"بؤرة" - Translation from Arabic to Turkish

    • odaklan
        
    • odak
        
    • odağı
        
    • yuvası
        
    • merkezi
        
    • merkezinde
        
    • merkez üssü
        
    Pantolonunu giymeye odaklan. Open Subtitles فقط بؤرة على الوَضْع ملابسكَ الداخلية تَعُودُ إليها.
    Eski Dinin merkezi olduğu ve güçlerinin odak noktasının orası olduğu söylenirdi. Open Subtitles يقال بأنها مركز الدين القديم و بؤرة قوتها
    Her dediğim dinlemişsiniz. İlgi odağı olmuşum. Open Subtitles إنكم تعلّقون على كل كلمة، أنا بؤرة الإهتمام
    Artık bu şehrin suç yuvası haline gelmesini izleyemeyeceğim. Open Subtitles رجاء اتصلوا ب القناة التاسعة. لا يمكنني بعد الأن الجلوس والمشاهدة بالرغم أن مدينتي أصبحت بؤرة للجريمة.

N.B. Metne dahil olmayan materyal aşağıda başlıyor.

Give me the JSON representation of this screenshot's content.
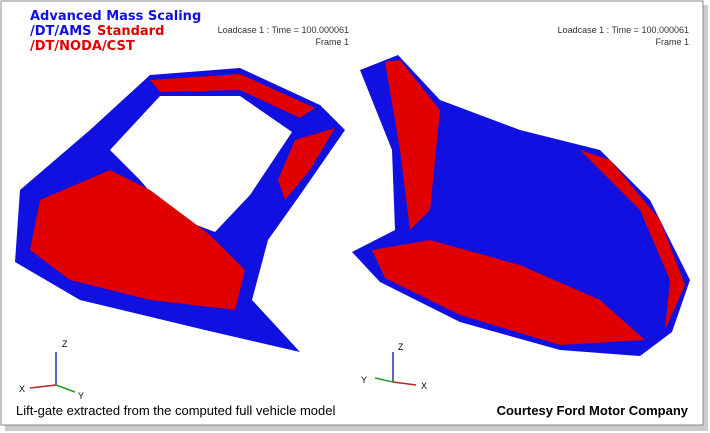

    Bunlar benim modern aşklarda erotik arzunun ve beraberinde getirdiği ikilemlerin doğası üzerine yaptığım keşiflerin merkezinde olan sorulardan bazıları. TED هذه بعض الأسئلة التي هي في بؤرة إستكشافي في طبيعة الرغبات الجنسية و ما يصاحبها من معضلات في الحب الحديث.

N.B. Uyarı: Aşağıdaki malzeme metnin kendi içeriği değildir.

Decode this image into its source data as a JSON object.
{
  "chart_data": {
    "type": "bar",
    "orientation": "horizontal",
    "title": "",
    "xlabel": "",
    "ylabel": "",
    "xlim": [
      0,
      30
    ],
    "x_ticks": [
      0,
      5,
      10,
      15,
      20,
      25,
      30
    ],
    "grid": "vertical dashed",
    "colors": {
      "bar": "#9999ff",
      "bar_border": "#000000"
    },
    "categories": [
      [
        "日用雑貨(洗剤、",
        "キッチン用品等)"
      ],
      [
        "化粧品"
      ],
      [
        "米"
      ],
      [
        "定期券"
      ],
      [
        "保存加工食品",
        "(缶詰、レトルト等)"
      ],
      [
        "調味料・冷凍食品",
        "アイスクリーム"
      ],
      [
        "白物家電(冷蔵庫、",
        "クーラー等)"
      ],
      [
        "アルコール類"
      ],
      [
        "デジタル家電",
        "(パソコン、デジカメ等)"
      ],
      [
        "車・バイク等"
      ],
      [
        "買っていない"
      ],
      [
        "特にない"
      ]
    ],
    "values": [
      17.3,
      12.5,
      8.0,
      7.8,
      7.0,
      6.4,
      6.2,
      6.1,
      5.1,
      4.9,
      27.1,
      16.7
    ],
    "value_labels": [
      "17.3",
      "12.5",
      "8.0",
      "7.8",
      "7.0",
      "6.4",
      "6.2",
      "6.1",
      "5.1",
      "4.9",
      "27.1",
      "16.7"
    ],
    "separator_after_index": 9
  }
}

    Bu çöplük iyi ve kötünün mücadelesinin merkez üssü olacak. Open Subtitles هذا المكبّ هو بؤرة مباراة الشطرنج الأزلية بين الخير والشر
    Şimdi bu güle odaklan ve onun, canlı bir çiçekken, nasıl olduğunu düşünmeye çalış. Open Subtitles الآن بؤرة على هذه الوردةِ... ...وحاولي ان تتخيلي ماذا يجب ان يحدث ليكون كل شئ حي وحيوي.

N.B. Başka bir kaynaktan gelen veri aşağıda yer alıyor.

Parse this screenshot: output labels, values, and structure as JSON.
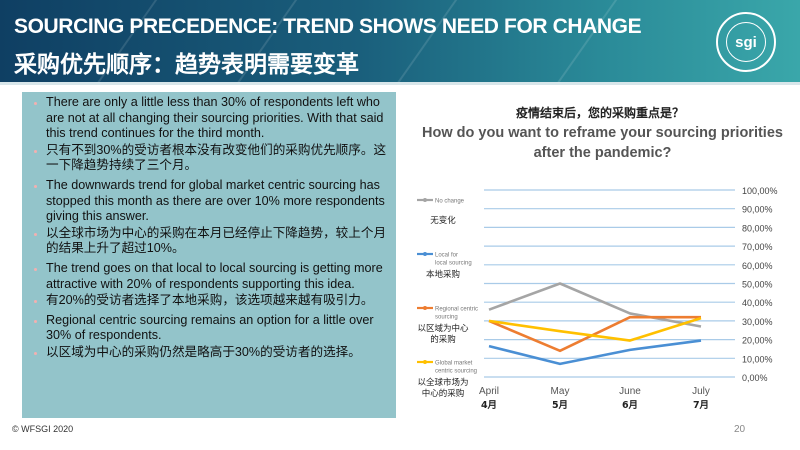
{
  "header": {
    "title_en": "SOURCING PRECEDENCE: TREND SHOWS NEED FOR CHANGE",
    "title_zh": "采购优先顺序：趋势表明需要变革",
    "logo_text": "sgi",
    "logo_ring_text": "WORLD FEDERATION SPORTING GOODS INDUSTRY"
  },
  "bullets": [
    {
      "text": "There are only a little less than 30% of respondents left who are not at all changing their sourcing priorities. With that said this trend continues for the third month.",
      "zh": false
    },
    {
      "text": "只有不到30%的受访者根本没有改变他们的采购优先顺序。这一下降趋势持续了三个月。",
      "zh": true
    },
    {
      "text": "The downwards trend for global market centric sourcing has stopped this month as there are over 10% more respondents giving this answer.",
      "zh": false
    },
    {
      "text": "以全球市场为中心的采购在本月已经停止下降趋势，较上个月的结果上升了超过10%。",
      "zh": true
    },
    {
      "text": "The trend goes on that local to local sourcing is getting more attractive with 20% of respondents supporting this idea.",
      "zh": false
    },
    {
      "text": "有20%的受访者选择了本地采购，该选项越来越有吸引力。",
      "zh": true
    },
    {
      "text": "Regional centric sourcing remains an option for a little over 30% of respondents.",
      "zh": false
    },
    {
      "text": "以区域为中心的采购仍然是略高于30%的受访者的选择。",
      "zh": true
    }
  ],
  "chart_data": {
    "type": "line",
    "title_zh": "疫情结束后，您的采购重点是？",
    "title": "How do you want to reframe your sourcing priorities after the pandemic?",
    "categories": [
      "April",
      "May",
      "June",
      "July"
    ],
    "categories_zh": [
      "4月",
      "5月",
      "6月",
      "7月"
    ],
    "ylim": [
      0,
      100
    ],
    "yticks": [
      "0,00%",
      "10,00%",
      "20,00%",
      "30,00%",
      "40,00%",
      "50,00%",
      "60,00%",
      "70,00%",
      "80,00%",
      "90,00%",
      "100,00%"
    ],
    "legend_position": "left",
    "series": [
      {
        "name": "No change",
        "name_zh": "无变化",
        "color": "#a5a5a5",
        "values": [
          36,
          50,
          34,
          27
        ]
      },
      {
        "name": "Local for local sourcing",
        "name_zh": "本地采购",
        "color": "#4a8fd4",
        "values": [
          16.5,
          7,
          14.5,
          19.5
        ]
      },
      {
        "name": "Regional centric sourcing",
        "name_zh": "以区域为中心的采购",
        "color": "#ed7d31",
        "values": [
          30,
          14,
          32,
          32
        ]
      },
      {
        "name": "Global market centric sourcing",
        "name_zh": "以全球市场为中心的采购",
        "color": "#ffc000",
        "values": [
          30,
          24.5,
          19.5,
          31.5
        ]
      }
    ]
  },
  "footer": {
    "copyright": "© WFSGI 2020",
    "page": "20"
  }
}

    Pekâlâ, odaklan. Open Subtitles [دي] بخير، بؤرة. أنت يُمْكِنُ أَنْ تَعمَلُ هذا.
    - Korkuyor. - Duvara odaklan. Rahatla. Open Subtitles بؤرة على الحيطان- نريد آخذها-
    Bir milimetrelik odak noktası var, size az önce gösterdiğime kıyasla oldukça büyük bir oran. TED لديها بؤرة تبلغ مليمتر تقربيًا... بؤرة مكتنزة نوعًا ما مقارنة بالبؤرة التي أريتكم إياها.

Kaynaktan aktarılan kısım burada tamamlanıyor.